Sphärisches Miauen aus dem Weltraum

Electro-Captain Jean Michel Jarre setzt sich in der Olympiahalle nostalgisch in Szene
von  Florian Koch

Spot an. Und los tänzelt er, dieser drahtige, langhaarige, ewig jung gebliebene Mittsechziger. Spontane Standing Ovations. Händeschütteln. Die Siegerpose sitzt. Man muss zweimal hinsehen, aber es ist nicht Mick Jagger, der als Einpeitscher für das Münchner Jean-Michel-Jarre-Konzert verpflichtet wurde. Es ist der Elektronik-Musik-Guru selbst, der mit aller Macht in der halbvollen Olympiahalle ein „Live- und Gemeinschaftsgefühl” erzeugen will.

Zu Beginn verschanzt sich der Elektro-Captain noch in sein Bühnencockpit, das mit seinen klobigen analogen Retro-Synthesizern wirkt wie die Brücke der guten alten „Enterprise”. Jarre und seine drei zurückhaltenden Crewmitglieder bleiben gleich in den 70ern, düsen mit Warpantrieb durch die melancholisch-blubbernden Space-Ohrwürmer „Oxygene 2” und „Equinoxe 7”. Fünf Laserstrahler zeichnen geometrische Formen auf den schwarzen Vorhang, auf dem Videoscreen rauscht man durch einen alten Synthesizer. Jarre versteht es, mit einer simplen Bildsprache Atmosphäre zu erzeugen und sich selbst in Szene zu setzen.

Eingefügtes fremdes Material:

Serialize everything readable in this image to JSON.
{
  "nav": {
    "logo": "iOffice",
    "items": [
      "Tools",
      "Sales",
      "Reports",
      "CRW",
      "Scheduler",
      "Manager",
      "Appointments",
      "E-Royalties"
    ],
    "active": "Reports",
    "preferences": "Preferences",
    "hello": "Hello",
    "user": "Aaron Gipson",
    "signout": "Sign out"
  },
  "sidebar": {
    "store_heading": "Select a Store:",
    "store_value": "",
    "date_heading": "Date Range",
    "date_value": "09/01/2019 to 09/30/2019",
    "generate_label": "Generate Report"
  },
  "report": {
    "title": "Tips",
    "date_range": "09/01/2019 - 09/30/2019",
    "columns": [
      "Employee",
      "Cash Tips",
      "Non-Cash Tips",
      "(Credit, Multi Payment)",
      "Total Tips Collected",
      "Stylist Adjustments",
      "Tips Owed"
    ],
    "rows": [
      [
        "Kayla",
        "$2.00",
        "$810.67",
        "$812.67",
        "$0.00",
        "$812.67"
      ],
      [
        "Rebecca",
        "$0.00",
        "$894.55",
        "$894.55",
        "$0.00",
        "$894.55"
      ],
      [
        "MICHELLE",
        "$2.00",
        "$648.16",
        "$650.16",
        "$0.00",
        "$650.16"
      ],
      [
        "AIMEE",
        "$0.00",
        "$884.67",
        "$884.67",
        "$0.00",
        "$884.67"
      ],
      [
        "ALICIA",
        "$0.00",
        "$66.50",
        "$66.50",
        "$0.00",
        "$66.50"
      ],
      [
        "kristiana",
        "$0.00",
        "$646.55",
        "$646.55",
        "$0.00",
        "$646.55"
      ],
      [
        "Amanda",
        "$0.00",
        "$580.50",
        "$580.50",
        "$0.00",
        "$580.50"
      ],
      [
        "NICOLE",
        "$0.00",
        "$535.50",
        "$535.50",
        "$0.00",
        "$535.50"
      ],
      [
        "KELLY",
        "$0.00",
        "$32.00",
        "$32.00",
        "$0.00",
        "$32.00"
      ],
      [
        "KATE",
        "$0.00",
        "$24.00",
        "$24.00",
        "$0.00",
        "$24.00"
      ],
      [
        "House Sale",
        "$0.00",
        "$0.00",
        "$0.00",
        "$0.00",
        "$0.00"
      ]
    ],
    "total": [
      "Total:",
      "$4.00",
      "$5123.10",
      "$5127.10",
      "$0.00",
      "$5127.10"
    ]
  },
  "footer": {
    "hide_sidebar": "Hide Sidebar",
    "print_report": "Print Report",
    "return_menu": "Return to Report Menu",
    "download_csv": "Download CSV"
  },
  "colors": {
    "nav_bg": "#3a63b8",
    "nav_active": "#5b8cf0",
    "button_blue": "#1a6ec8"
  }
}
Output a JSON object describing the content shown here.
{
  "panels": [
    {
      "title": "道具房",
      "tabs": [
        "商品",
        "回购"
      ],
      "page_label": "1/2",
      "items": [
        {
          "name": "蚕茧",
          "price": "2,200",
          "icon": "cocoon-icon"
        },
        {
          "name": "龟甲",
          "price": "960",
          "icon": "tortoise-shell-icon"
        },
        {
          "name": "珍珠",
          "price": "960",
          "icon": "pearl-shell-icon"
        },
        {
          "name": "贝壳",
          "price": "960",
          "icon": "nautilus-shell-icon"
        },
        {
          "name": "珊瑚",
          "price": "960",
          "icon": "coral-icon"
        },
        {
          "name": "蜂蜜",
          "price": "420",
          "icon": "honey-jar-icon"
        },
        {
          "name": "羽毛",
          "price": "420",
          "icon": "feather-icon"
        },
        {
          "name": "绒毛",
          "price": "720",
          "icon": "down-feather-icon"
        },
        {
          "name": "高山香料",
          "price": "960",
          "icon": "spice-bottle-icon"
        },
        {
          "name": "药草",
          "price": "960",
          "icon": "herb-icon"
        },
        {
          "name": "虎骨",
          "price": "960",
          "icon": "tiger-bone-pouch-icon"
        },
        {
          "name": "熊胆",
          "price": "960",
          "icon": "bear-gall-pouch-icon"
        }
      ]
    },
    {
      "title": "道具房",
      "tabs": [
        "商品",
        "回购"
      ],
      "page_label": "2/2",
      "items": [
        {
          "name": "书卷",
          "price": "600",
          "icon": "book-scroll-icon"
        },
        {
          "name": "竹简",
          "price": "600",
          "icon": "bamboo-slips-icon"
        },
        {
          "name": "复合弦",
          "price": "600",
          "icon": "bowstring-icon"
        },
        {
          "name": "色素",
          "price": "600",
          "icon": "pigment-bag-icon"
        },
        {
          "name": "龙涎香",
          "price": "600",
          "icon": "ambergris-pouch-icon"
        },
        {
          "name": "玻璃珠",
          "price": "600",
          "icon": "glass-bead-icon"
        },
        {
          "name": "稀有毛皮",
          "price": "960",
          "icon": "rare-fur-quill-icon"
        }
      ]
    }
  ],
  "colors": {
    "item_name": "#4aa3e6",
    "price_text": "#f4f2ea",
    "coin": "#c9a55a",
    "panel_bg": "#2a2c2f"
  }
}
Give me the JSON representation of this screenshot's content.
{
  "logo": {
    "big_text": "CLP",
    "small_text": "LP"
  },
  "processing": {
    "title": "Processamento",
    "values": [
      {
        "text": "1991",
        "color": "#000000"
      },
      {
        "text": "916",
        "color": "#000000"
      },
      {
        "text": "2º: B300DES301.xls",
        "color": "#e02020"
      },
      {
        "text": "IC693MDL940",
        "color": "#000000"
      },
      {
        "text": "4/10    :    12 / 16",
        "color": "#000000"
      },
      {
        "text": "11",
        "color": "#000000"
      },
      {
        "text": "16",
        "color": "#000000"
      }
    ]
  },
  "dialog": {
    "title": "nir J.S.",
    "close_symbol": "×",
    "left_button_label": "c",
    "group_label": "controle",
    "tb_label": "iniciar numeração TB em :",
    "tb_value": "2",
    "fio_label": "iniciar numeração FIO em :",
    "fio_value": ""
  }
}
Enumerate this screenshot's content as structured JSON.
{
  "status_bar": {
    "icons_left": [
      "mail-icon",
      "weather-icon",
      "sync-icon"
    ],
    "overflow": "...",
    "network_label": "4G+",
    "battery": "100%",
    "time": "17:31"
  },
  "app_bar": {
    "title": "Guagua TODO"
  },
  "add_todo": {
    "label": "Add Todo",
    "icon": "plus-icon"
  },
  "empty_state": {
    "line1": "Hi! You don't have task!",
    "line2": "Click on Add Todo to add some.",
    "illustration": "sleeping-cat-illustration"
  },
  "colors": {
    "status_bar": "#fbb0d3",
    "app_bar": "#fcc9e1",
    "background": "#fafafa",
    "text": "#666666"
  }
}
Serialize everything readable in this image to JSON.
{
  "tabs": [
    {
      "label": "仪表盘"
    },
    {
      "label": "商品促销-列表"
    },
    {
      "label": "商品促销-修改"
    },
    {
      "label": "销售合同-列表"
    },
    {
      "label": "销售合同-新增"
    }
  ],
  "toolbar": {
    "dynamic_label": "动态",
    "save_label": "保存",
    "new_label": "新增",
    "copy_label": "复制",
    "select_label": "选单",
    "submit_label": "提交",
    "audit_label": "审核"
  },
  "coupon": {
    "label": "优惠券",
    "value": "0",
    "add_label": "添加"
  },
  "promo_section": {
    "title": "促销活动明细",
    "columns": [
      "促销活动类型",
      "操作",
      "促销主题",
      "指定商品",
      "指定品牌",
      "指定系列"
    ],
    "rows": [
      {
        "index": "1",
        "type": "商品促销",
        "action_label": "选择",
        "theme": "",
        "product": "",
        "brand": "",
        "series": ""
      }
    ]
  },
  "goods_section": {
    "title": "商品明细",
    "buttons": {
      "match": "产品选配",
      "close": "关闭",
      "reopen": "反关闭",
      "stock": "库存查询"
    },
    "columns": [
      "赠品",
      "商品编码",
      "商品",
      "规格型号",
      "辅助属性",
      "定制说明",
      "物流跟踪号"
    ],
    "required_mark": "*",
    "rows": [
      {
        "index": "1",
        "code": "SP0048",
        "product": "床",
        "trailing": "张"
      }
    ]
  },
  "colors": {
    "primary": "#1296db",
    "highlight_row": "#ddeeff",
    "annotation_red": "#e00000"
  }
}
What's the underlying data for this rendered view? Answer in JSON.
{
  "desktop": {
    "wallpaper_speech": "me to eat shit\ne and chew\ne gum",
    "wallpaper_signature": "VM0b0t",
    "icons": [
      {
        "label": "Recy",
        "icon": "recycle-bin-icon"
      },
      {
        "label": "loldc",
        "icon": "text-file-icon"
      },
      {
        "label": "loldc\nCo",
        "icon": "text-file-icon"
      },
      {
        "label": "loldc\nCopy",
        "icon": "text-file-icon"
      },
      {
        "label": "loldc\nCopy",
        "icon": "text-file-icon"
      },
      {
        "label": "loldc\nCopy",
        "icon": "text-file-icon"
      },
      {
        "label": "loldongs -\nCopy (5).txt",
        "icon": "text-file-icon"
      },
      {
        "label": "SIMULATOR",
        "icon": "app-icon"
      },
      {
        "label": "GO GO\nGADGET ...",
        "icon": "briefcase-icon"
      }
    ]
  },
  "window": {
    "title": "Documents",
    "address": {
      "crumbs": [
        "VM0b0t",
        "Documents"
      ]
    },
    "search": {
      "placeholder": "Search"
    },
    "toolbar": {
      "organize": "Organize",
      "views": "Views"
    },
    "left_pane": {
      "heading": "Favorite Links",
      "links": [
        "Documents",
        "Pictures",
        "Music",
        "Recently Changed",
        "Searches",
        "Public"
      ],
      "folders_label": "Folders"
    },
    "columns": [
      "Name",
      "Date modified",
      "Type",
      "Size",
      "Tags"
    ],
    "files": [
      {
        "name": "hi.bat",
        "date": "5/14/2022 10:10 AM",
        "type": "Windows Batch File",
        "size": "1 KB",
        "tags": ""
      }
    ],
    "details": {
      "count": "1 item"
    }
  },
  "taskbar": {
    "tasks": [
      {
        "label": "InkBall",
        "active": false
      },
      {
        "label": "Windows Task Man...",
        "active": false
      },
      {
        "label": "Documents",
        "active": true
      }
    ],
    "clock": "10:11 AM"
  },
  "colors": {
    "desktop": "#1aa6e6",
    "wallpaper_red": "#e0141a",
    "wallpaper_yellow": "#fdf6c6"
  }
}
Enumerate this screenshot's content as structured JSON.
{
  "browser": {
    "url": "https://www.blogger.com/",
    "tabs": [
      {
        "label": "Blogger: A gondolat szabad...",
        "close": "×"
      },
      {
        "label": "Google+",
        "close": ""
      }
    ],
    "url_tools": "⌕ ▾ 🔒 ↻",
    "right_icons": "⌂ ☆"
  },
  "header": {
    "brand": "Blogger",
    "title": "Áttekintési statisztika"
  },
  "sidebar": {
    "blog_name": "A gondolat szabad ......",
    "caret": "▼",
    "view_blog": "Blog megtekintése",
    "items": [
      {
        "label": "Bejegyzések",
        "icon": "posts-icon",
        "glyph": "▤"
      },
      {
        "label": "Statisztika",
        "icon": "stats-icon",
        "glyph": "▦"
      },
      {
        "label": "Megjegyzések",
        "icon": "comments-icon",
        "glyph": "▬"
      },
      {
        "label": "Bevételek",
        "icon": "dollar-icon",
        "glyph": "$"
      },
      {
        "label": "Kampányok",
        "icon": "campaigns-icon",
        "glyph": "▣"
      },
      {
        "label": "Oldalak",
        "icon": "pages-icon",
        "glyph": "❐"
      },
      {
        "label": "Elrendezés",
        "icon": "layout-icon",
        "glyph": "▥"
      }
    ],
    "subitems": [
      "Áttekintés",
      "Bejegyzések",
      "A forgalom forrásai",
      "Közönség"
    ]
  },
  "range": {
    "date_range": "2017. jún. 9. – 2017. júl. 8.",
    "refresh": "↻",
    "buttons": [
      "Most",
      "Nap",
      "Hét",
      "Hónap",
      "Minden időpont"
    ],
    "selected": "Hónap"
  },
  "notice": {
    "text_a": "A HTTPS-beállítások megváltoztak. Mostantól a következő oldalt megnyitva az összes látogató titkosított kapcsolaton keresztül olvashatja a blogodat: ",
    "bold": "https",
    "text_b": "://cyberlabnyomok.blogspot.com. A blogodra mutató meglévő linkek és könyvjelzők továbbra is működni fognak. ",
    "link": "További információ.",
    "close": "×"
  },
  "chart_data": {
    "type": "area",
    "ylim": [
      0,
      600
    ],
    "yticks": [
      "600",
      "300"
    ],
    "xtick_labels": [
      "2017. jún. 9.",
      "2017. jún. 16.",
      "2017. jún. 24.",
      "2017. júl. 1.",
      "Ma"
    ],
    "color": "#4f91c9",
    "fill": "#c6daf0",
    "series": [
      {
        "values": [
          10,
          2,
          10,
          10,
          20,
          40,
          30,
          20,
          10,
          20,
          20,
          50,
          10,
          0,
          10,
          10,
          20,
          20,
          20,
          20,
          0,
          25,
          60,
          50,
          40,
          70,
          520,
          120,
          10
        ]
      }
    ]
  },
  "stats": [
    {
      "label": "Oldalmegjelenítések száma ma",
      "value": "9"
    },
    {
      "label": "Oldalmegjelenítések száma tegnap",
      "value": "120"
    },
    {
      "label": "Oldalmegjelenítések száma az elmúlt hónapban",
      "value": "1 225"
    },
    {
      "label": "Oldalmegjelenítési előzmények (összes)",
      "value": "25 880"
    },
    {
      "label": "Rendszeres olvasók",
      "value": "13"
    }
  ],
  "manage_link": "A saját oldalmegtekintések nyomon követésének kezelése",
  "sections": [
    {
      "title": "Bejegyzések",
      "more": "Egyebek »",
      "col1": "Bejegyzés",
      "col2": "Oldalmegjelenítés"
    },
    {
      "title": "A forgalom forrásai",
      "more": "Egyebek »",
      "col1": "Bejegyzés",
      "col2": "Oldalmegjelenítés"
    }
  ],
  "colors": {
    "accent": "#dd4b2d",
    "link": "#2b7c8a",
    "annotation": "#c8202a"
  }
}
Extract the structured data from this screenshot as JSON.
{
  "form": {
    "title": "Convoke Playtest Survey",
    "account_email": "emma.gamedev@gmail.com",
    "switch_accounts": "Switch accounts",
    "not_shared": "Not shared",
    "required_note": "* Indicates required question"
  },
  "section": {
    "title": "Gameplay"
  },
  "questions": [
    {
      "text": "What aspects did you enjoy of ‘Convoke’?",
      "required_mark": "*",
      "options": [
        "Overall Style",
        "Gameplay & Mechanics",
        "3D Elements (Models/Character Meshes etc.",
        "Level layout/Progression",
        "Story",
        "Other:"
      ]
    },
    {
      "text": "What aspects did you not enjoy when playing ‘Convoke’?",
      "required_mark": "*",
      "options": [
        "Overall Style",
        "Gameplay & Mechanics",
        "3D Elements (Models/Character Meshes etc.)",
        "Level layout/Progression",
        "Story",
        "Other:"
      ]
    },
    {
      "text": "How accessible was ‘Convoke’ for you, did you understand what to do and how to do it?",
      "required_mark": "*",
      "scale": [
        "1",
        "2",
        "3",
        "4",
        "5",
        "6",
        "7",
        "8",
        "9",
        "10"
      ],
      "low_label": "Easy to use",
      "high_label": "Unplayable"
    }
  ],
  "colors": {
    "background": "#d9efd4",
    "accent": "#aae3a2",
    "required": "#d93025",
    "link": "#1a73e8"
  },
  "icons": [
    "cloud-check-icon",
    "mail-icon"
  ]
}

An einer giftig-grünen Laserharfe gibt der Bombast-Liebhaber den futuristischen Klangmagier, später hängt er sich noch ein Moog-Keyboard um, inszeniert sich als Elektro-Rocker oder zaubert ein sphärisches Miauen aus dem ohne Berührung bespielbaren Theremin. Jarres Auftritt ist ein zweistündiger Geschichtskurs in Sachen elektronischer Musik und auch ein Fingerzeig an all jene Künstler, die sich live hinter programmierten Arrangements verstecken.

Aber natürlich will der kindliche Knöpfchendreher auch zeigen, dass er noch lange nicht zum alten Elektro-Eisen gehört. Während Jarres Spiel mit einem iPad, auf das er listigerweise einen analogen Synthesizer projiziert, noch gewitzt ausfällt, geht die Zugabe in die Hose. Allerwelts-Techno-Beats animieren zwar zum Mitklatschen, ihnen fehlt aber Jarres individuelle Handschrift. Und im Handy-Lichtermeer legt Jarre dann auch noch sein vor Kitsch triefendes Jaul-Stück „Fin de siècle” auf – aber vielleicht ahnt er ja, dass seine Zeit wohl endgültig vorbei ist.